Dall’esperienza del SSN inglese è possibile derivare alcuni concetti e nuovi ruoli introdotti dalla Clinical Governance: il paziente esperto; il cittadino reso capace di partecipare attivamente alla propria cura; la gestione sanitaria come insieme di reti interattive; il sistema della cura sviluppato in modo sinergico tra tutte le componenti; il diritto di scelta del paziente riconosciuto come elemento indivisibile dalle sue responsabilità; un approccio integrato che collega utenti, professionisti della sanità e operatori dell’area gestionale-amministrativa, in cui le relazioni complessive devono rispondere a criteri di efficacia e sostenibilità.
Se, al di là di quanto prescrivono le deontologie professionali e impongono le procedure, medici, infermieri, ecc. devono ritenere loro dovere morale rapportarsi agli utenti prendendo sul serio la loro individualità e i loro bisogni, questi ultimi esercitano la loro cittadinanza non delegando totalmente la cura, responsabilizzandosi rispetto alla sua conduzione e valutando, in itinere e negli esiti, il progetto-processo di cui sono compartecipi. Essere cittadini-utenti comporta, inoltre, la consapevolezza che tale progetto-processo non riguarda soltanto i singoli, ma la società nel suo complesso, poiché implica l’impiego di risorse umane, economiche, professionali e incide su un fattore fondamentale, per il benessere sociale e la civiltà stessa di una società, come la qualità della vita.
La Clinical Governance costituisce contesti nei quali può esprimersi, in tutte le sue sfaccettature, la relazionalità propria dell’etica della cura. Essa richiede, infatti, l’instaurarsi di relazioni basate sulla sollecitudine, sulla fiducia, sulla comprensione empatica non solo verso i degenti, ma anche verso le loro famiglie o chi li rappresenta. Per condurre e sviluppare questo genere di rapporto non basta la buona disposizione individuale. Perchè il prendersi cura abbia riscontri concreti e non si limiti a un generico sostegno psicologico, deve essere supportato da una realtà strutturale e organizzativa che consenta di migliorare il ben-essere complessivo e la qualità della vita degli utenti. Sono queste le condizioni più favorevoli affinché, attraverso un percorso e un apprendimento comune, professionisti della sanità e utenti possano assumere decisioni effettivamente condivise. In breve, con la Clinical Governance si afferma la dimensione pubblica dell’etica della cura e, anche grazie ad essa, la Clinical Governance esprime la sua “sostanza etica”.

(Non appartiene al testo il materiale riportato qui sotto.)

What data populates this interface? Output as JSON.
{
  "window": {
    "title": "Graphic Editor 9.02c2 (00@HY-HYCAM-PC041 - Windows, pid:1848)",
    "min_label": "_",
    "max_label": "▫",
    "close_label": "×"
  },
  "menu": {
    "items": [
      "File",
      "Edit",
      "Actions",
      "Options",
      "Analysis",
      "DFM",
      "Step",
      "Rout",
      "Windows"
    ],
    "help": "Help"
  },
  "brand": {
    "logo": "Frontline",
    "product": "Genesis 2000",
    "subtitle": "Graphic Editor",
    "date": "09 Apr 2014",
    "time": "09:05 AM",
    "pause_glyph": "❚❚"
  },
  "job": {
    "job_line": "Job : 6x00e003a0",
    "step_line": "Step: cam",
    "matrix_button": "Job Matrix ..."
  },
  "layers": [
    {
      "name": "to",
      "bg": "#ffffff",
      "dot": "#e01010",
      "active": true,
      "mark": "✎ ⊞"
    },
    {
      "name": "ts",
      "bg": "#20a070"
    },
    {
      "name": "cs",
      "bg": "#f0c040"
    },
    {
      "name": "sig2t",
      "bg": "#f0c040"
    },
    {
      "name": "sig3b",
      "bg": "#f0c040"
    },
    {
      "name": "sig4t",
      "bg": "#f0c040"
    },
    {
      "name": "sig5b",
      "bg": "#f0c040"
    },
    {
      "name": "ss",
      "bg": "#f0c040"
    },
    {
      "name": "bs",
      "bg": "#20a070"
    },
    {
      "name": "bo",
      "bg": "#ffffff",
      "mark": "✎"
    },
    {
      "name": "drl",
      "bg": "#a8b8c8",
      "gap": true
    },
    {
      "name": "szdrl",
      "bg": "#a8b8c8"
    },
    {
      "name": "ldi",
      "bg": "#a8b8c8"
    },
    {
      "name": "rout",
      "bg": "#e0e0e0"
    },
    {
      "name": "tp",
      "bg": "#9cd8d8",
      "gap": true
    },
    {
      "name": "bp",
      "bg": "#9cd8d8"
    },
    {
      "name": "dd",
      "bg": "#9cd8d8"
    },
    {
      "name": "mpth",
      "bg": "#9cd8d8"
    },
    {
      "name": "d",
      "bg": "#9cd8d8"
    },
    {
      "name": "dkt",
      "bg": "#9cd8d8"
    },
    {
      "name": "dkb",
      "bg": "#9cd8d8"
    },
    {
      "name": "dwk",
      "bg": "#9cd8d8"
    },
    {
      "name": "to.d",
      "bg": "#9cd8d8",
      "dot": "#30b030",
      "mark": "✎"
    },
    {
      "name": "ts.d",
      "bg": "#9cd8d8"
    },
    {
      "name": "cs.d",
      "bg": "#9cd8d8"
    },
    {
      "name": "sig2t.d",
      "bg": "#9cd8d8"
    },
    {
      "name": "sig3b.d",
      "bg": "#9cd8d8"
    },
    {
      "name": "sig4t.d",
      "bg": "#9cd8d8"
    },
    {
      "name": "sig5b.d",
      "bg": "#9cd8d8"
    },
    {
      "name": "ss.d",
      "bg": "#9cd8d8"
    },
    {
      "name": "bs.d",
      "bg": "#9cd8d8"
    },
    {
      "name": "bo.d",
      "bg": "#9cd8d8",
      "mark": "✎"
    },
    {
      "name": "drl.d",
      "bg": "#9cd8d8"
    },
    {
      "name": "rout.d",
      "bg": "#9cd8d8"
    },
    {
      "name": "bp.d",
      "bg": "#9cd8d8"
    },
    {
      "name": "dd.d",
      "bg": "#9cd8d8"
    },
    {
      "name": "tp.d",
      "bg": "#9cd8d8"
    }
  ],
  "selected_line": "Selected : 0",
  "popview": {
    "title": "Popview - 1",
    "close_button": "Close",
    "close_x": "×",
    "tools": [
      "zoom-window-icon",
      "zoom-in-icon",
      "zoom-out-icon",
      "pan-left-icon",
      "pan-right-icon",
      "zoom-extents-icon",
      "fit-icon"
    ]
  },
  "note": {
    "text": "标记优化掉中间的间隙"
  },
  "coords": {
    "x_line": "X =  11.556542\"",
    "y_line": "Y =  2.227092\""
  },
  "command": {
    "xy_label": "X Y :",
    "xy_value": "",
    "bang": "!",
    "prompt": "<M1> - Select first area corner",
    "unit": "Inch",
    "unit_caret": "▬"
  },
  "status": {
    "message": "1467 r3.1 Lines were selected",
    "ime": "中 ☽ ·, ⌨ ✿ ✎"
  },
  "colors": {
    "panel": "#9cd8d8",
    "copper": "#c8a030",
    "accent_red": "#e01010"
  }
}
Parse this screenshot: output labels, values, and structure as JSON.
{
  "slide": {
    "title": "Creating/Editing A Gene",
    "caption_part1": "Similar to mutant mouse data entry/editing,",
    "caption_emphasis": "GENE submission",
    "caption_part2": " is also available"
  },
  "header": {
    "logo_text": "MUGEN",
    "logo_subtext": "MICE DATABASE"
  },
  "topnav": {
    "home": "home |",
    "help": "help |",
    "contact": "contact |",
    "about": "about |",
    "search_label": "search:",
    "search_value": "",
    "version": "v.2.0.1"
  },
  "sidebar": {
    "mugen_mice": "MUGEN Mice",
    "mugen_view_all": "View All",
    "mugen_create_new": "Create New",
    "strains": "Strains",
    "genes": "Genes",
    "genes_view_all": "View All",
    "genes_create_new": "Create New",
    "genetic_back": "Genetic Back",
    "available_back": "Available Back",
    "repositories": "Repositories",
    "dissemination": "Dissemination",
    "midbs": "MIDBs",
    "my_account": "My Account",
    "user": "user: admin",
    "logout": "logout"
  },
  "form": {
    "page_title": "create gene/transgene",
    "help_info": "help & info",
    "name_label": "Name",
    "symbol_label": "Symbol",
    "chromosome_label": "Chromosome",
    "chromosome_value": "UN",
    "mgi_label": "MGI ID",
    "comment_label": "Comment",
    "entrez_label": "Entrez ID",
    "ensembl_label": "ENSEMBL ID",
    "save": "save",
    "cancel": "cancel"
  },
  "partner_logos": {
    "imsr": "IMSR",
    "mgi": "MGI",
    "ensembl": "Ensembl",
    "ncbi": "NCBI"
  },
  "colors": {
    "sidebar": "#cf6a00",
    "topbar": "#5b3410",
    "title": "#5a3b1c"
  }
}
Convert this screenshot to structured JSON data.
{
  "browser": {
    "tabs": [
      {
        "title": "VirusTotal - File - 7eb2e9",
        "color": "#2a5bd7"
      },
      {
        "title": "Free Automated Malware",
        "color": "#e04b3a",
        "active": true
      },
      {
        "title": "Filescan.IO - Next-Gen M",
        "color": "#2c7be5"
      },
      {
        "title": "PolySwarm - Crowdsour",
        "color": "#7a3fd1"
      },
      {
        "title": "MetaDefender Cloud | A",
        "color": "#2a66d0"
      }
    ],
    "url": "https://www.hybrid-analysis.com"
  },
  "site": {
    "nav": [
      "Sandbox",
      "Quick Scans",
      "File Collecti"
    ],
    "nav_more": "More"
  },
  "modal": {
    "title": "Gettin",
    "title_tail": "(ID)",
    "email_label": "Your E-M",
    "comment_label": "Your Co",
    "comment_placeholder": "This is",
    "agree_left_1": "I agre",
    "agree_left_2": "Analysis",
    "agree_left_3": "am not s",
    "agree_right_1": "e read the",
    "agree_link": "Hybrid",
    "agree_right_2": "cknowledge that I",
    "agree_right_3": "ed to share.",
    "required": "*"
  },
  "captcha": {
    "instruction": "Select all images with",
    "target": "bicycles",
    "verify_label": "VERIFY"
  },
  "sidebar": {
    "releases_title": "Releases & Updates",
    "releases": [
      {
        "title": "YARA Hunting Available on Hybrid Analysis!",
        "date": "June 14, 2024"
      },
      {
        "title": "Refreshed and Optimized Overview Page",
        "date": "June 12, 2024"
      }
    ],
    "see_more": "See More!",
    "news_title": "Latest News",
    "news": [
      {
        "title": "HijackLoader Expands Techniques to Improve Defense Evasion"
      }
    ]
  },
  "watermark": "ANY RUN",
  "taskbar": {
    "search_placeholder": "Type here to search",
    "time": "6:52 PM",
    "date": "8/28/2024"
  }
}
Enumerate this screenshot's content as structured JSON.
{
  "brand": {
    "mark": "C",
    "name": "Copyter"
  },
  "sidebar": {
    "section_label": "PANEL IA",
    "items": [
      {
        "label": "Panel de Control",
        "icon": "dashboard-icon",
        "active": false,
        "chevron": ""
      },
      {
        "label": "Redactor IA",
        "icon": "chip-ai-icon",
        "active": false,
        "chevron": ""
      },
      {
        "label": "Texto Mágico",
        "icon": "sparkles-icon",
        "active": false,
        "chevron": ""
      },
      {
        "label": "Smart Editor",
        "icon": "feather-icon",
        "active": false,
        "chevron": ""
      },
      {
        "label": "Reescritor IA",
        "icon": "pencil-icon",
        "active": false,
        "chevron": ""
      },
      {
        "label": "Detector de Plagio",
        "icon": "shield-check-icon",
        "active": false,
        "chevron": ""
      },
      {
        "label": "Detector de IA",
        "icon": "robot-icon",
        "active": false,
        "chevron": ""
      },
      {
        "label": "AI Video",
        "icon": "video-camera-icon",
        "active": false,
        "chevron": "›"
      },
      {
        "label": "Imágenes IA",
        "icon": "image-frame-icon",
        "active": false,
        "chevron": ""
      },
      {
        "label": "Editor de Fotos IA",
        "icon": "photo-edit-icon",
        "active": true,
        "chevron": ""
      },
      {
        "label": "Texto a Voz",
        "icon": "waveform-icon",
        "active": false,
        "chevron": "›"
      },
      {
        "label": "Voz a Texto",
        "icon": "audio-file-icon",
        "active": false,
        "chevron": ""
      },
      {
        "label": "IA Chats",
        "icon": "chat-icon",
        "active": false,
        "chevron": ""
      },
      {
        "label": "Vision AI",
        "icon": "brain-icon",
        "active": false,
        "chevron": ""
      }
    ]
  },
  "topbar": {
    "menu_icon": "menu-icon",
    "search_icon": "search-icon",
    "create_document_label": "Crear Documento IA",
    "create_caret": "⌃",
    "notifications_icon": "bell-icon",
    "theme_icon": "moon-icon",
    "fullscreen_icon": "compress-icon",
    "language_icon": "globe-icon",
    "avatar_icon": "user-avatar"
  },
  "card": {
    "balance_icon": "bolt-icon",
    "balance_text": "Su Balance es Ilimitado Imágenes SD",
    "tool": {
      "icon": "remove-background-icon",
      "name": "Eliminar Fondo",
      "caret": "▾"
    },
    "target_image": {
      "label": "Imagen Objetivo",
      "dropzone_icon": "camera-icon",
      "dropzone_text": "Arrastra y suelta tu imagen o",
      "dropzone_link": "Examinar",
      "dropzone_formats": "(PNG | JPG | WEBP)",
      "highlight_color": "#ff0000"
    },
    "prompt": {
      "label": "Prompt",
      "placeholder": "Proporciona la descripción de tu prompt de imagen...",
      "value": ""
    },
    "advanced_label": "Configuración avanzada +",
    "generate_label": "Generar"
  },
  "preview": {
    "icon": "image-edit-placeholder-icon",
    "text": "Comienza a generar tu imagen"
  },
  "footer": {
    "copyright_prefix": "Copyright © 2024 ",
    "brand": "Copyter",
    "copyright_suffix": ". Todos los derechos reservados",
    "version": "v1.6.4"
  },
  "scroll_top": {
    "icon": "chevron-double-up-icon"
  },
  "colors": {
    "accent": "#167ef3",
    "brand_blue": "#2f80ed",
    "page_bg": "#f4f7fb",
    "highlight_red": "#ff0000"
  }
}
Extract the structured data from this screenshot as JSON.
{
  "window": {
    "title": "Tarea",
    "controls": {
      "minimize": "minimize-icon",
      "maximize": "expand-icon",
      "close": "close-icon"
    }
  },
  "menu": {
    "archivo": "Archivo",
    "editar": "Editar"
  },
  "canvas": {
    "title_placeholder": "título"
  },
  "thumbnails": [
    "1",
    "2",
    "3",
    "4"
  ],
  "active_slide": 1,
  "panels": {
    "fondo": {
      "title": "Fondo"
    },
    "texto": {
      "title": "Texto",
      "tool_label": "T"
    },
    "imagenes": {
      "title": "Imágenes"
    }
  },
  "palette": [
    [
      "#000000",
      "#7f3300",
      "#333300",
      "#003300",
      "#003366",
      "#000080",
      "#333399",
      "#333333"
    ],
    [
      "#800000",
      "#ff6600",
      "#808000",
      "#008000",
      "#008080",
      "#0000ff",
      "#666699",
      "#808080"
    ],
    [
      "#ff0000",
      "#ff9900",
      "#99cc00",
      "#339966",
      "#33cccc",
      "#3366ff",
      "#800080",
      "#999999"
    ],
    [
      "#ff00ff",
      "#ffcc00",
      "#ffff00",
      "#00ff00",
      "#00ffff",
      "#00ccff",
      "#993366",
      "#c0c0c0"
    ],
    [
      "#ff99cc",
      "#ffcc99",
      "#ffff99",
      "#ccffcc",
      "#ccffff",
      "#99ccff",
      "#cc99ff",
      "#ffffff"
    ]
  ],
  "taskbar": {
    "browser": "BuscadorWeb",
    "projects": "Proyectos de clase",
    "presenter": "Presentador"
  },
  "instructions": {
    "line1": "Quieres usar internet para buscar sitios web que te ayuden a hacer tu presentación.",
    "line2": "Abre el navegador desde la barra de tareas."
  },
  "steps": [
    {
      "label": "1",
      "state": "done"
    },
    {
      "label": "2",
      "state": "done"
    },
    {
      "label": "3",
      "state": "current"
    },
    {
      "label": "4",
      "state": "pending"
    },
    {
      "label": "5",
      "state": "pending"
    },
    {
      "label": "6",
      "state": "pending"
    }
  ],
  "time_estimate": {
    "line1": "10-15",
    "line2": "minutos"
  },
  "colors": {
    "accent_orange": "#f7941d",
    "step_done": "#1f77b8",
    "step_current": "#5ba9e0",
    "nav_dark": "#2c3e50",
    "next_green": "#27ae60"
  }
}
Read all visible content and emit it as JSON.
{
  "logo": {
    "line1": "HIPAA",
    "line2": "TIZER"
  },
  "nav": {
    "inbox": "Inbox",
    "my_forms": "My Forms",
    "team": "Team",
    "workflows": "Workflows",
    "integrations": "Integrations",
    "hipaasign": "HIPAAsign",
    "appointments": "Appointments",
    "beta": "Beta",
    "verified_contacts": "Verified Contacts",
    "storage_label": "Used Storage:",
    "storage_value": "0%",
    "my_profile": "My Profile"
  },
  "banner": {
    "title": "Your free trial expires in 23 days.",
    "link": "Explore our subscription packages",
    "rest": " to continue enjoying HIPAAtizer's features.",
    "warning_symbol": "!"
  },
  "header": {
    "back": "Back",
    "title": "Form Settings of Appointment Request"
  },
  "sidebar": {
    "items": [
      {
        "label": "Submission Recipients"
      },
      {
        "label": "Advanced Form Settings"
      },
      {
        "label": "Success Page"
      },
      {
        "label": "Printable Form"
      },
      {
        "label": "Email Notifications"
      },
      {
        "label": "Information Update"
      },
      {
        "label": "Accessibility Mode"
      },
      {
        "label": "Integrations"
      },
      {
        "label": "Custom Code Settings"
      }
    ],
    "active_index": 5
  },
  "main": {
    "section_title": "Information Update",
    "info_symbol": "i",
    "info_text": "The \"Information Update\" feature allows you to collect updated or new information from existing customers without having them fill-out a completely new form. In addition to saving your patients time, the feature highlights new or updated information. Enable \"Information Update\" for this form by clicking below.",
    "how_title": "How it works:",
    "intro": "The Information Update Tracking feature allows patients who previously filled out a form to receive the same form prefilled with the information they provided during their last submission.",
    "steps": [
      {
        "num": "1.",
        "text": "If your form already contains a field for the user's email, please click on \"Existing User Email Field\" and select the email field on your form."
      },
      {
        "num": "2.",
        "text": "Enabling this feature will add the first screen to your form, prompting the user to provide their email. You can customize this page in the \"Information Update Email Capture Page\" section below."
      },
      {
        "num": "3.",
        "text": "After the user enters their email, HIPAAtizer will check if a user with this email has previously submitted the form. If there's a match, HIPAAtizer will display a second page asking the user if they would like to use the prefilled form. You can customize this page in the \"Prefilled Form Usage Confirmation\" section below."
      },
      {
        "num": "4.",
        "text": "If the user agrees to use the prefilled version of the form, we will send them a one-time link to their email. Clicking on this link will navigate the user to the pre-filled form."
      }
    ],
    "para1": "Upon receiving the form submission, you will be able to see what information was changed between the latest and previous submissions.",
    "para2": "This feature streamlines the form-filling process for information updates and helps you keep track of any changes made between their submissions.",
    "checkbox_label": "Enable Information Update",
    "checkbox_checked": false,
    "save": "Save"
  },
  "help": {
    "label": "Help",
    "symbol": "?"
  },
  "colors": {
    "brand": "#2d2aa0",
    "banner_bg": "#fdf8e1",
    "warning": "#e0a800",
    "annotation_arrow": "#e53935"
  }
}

Dovremmo pensare la Clinical Governance come sintesi fra dimensione aziendale-organizzativa e diritti (e bisogni) dei cittadini-utenti. La stessa sostenibilità economica, se il risparmio non si riduce a “tagli” ed è orientato secondo il principio di equità, non può prescindere da tale sintesi.
Alla luce di quanto detto, la Clinical Governance costituisce un fattore di grande rinnovamento poiché comporta un processo di democratizzazione della medicina dalla società verso l’ambito medico - clinico. Per questo, quando si parla di aziendalizzazione del SSN, tutti, politici, manager, cittadini - utenti, dovrebbero avere ben presenti almeno tre fattori:
1. Gli “azionisti di riferimento” del Servizio sono gli utenti stessi.
2. La sostenibilità, proprio in considerazione di (1), non può andare a detrimento della qualità delle prestazioni erogate e, più in generale, della qualità della vita degli utenti.
3. La maggiore risorsa è il capitale umano. La sostenibilità consiste, prima di tutto, nella sua valorizzazione.